10分ごとに別のグループのファンが列のままやって来ては、来られなかった友達のためにサインや写真、ビデオ撮影をお願いする。涙が出るような話もたくさんある。最近離婚したばかりのある父親は、娘との結びつきを助けてくれたヒーリーに感謝の言葉を述べる。ヒーリーは以前、バンドの音楽のおかげで3度にわたるがんとの闘いを乗り越えることができたと話す少女にも出会った。「すごく力強いよ。たいていの場合は何を言うべきかよくわからない」。

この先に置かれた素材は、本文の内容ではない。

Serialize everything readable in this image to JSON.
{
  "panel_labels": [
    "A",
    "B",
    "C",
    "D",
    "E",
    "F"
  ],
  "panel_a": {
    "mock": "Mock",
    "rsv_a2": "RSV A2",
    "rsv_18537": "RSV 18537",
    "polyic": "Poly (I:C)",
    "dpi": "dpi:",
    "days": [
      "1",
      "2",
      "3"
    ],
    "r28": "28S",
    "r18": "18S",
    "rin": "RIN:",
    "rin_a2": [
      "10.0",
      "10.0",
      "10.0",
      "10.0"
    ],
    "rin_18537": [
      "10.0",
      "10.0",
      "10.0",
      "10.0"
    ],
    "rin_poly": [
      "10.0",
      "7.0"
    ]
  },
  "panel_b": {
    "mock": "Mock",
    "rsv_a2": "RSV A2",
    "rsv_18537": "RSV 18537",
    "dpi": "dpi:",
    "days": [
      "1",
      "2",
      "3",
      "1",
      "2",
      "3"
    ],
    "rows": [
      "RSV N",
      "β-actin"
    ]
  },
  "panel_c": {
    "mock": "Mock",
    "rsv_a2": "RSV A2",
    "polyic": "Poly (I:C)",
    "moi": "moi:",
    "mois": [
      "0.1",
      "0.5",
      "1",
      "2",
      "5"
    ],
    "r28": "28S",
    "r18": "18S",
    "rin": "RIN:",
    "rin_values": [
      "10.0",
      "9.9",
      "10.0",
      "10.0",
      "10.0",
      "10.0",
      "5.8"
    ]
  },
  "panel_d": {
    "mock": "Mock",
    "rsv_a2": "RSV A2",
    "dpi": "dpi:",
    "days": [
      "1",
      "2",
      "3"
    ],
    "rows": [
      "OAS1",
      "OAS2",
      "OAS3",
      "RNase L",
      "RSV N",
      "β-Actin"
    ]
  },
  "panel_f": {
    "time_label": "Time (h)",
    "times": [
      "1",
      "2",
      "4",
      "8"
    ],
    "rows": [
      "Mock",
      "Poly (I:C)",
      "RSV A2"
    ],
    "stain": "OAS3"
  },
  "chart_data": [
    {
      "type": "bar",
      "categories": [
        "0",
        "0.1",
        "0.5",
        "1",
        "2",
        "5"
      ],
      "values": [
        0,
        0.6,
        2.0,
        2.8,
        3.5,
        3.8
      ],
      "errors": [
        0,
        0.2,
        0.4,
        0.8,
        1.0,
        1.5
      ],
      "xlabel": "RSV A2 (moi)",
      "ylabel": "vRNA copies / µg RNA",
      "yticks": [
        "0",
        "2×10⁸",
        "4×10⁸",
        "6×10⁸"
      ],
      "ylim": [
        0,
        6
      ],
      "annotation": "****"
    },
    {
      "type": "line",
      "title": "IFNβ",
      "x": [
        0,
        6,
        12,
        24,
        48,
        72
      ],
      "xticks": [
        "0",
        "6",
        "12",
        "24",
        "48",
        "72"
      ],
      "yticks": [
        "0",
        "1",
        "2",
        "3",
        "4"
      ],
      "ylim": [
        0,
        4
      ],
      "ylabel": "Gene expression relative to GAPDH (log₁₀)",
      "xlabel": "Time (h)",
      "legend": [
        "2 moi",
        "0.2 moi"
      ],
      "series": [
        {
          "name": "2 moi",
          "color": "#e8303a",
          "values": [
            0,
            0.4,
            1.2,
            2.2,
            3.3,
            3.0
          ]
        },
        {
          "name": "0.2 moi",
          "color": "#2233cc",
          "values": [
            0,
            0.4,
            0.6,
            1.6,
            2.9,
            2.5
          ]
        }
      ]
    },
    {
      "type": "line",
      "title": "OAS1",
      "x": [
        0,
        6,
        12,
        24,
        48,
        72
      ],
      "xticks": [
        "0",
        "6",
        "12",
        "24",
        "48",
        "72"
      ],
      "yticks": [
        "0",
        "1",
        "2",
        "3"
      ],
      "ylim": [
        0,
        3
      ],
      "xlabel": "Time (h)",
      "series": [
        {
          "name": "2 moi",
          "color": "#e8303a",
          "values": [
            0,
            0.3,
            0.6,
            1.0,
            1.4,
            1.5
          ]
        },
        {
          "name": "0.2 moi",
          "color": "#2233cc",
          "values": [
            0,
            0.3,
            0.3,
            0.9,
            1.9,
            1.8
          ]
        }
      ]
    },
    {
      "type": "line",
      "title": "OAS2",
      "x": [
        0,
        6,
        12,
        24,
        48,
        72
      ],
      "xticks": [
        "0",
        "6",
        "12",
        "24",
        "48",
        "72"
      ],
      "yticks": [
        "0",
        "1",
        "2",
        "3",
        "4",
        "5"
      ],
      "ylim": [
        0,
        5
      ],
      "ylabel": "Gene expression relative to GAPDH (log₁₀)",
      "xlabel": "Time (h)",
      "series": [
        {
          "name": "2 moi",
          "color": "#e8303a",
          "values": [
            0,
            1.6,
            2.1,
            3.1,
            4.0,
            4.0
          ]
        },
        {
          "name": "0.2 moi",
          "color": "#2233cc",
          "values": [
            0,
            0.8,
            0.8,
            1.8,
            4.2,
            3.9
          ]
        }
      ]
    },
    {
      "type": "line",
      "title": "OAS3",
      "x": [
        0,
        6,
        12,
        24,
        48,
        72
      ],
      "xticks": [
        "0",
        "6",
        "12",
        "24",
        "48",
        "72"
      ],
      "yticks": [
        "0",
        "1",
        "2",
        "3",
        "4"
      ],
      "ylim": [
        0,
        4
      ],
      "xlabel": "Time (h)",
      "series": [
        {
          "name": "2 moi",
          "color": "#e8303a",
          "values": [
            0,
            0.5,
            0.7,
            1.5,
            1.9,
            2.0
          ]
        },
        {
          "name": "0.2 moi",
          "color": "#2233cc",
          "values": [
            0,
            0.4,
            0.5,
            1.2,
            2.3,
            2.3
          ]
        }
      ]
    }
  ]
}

ヒーリーはこういった多くのファンの名前を聞いて、一緒に写真を撮った人や撮れなかった人について記録をつけ、各割り当て時間が終わるとそれぞれのグループを送り出す。「皆を追い出すんだ。とんでもない子たちだよ」と、彼は呆れた表情でこう漏らす。午後4時ぴったりに、バンドは金切り声を上げるファンから猛スピードで逃げ切り待機するSUV車に乗って走り去り、涙を流す少女たちの下を後にする。彼らは2月28日にもロンドンで同様のイベントを実施する予定だが、ヒーリーは文句を言ったりはしない。これはまさに彼が望んできたことだからだ。「俺たちは自分たちの可能性を発揮する以外に特に目的はないからね」と彼は述べる。「俺は最新アルバムでもっとビッグなことを求めていた。もっとビッグで優れた存在になるためにあらゆる手段を取りたいと思った。だからこういうことも覚悟しているんだ」。